PHILADELPHIA, PA—Ceftolozane/tazobactam provides an empiric treatment option for infections caused by extended-spectrum β-lactamase (ESBL)-producing Enterobacteriaceae, according to data presented at IDWeek 2014.
Results of a pooled analysis of randomized Phase 3 trials showed that “ceftolozane/tazobactam achieved high clinical and microbiological cure rates in patients with complicated urinary tract and complicated intra-abdominal ESBL infections,” reported Myra C. Popejoy, PharmD, of Cubist Pharmaceuticals, Inc., Lexington, MA.
The clinical cure rates were 97% for the ceftolozane/tazobactam arms compared with 85% for the clinical comparators; microbiological eradication was achieved in 80% and 61% of patients, respectively.
“At a breakpoint of 8mg/L, 90% of ESBL-producing Enterobacteriaceae were susceptible to ceftolozane/tazobactam,” she noted. In the complicated urinary tract infection trials, approximately 20% of patients were susceptible to levofloxacin, while in the complicated intra-abdominal infection trials, meropenem resistance was less than 5%.
“Ceftolozane/tazobactam is a novel anti-pseudomonal cephalosporin with a well-established β-lactamase inhibitor that has potent in vitro activity against most ESBL-producing Enterobacteriaceae and drug-resistant Pseudomonas aeruginosa,” she noted.

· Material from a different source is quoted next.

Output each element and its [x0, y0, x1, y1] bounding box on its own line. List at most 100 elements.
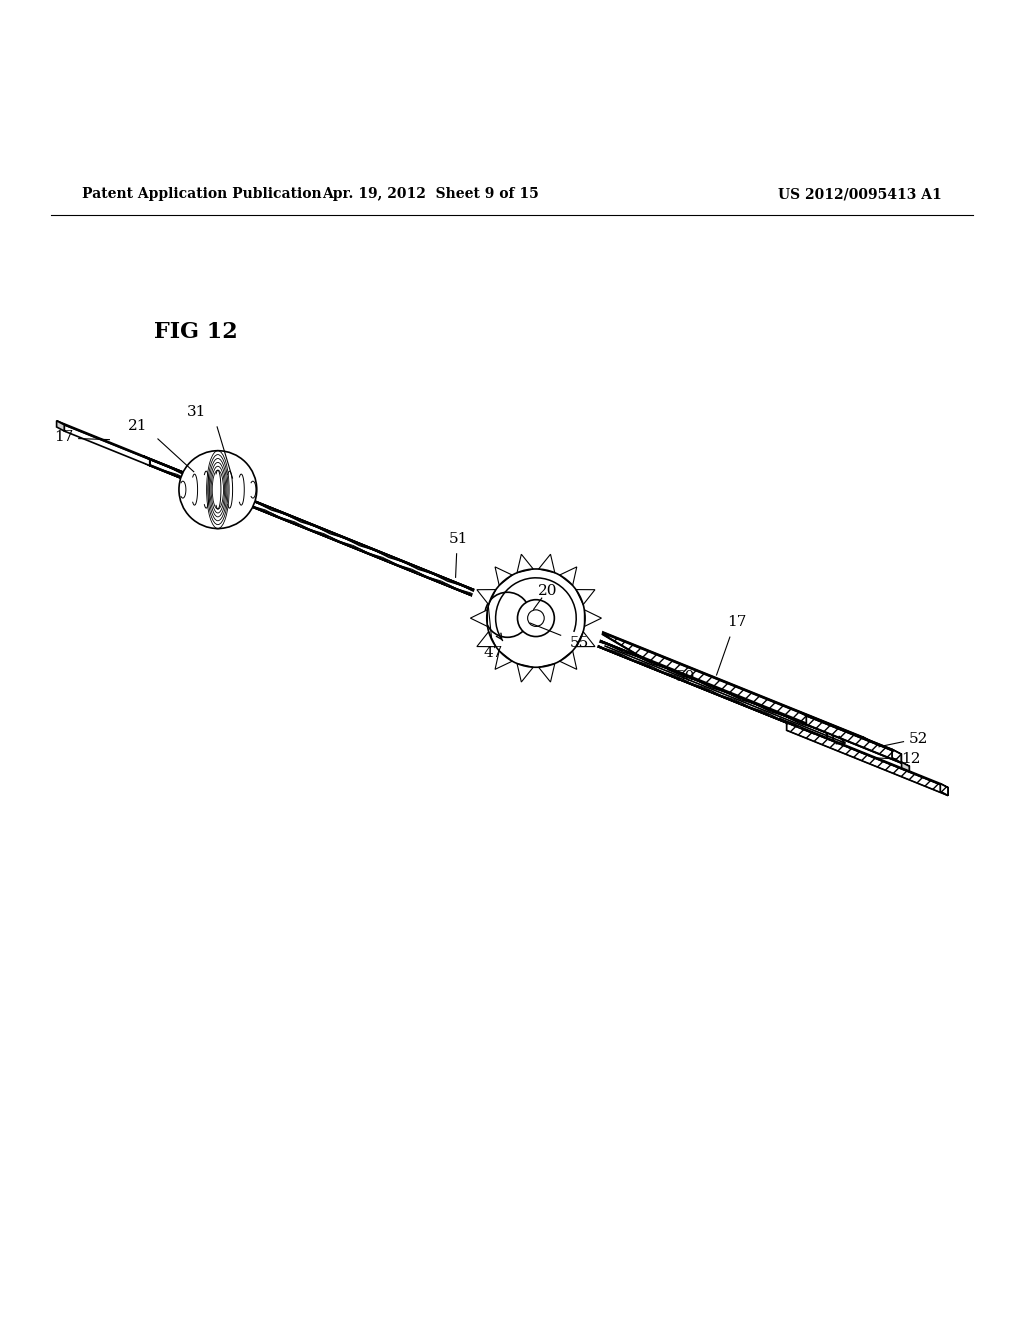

Dr. Popejoy and colleagues evaluated data from the Phase 3 ASPECT (Assessment of the Safety Profile and Efficacy of Ceftolozane/Tazobactam) trials in patients with complicated intra-abdominal and complicated urinary tract infections to describe the characteristics and clinical and microbiologic outcomes of patients infected with ESBL-producing Enterobacteriaceae.
Patients with complicated urinary tract infection received 7 days of intravenous ceftolozane/tazobactam or levofloxacin; those with complicated intra-abdominal infection received 4–14 days of ceftolozane/tazobactam plus metronidazole or meropenem. Clinical and microbiological outcomes were determined 5–9 days after treatment in patients with complicated urinary tract infection and 24–32 days after initiation of treatment in those with complicated intra-abdominal infection.
Of the 1,346 patients in the pooled microbiologically evaluable population, 153 (11.4%) had an ESBL-producing Enterobacteriaceae identified at baseline, the investigators reported, which were primarily E. coli (n=106), K. pneumoniae (n=29). Among 95 of 150 patients (63.3%), the most prevalent enzymes were CTX-M-14 and CTX-M-15, “which are the most common ESBLs worldwide, and are often associated with multidrug resistance in E. coli and K. pneumoniae,” Dr. Popejoy reported.
“Against these highly resistant clinical isolates, ceftolozane/tazobactam demonstrated greater in vitro activity than ceftazidime, cefepime, piperacillin/tazobactam, ciprofloxacin, levofloxacin, gentamicin, and aztreonam,” she added. Compared with those with no ESBL-producing Enterobacteriaceae at baseline, those with ESBL-producing Enterobacteriaceae were ≥65 years of age (30.7% vs. 21.3%) and had a higher incidence of renal impairment.
On June 19, 2014, Cubist Pharmaceuticals announced that the FDA assigned a Prescription Drug User Fee Act (PDUFA) action date of December 21, 2014. The company is seeking approval of ceftolozane/tazobactam for the treatment of complicated urinary tract infections and complicated intra-abdominal infections.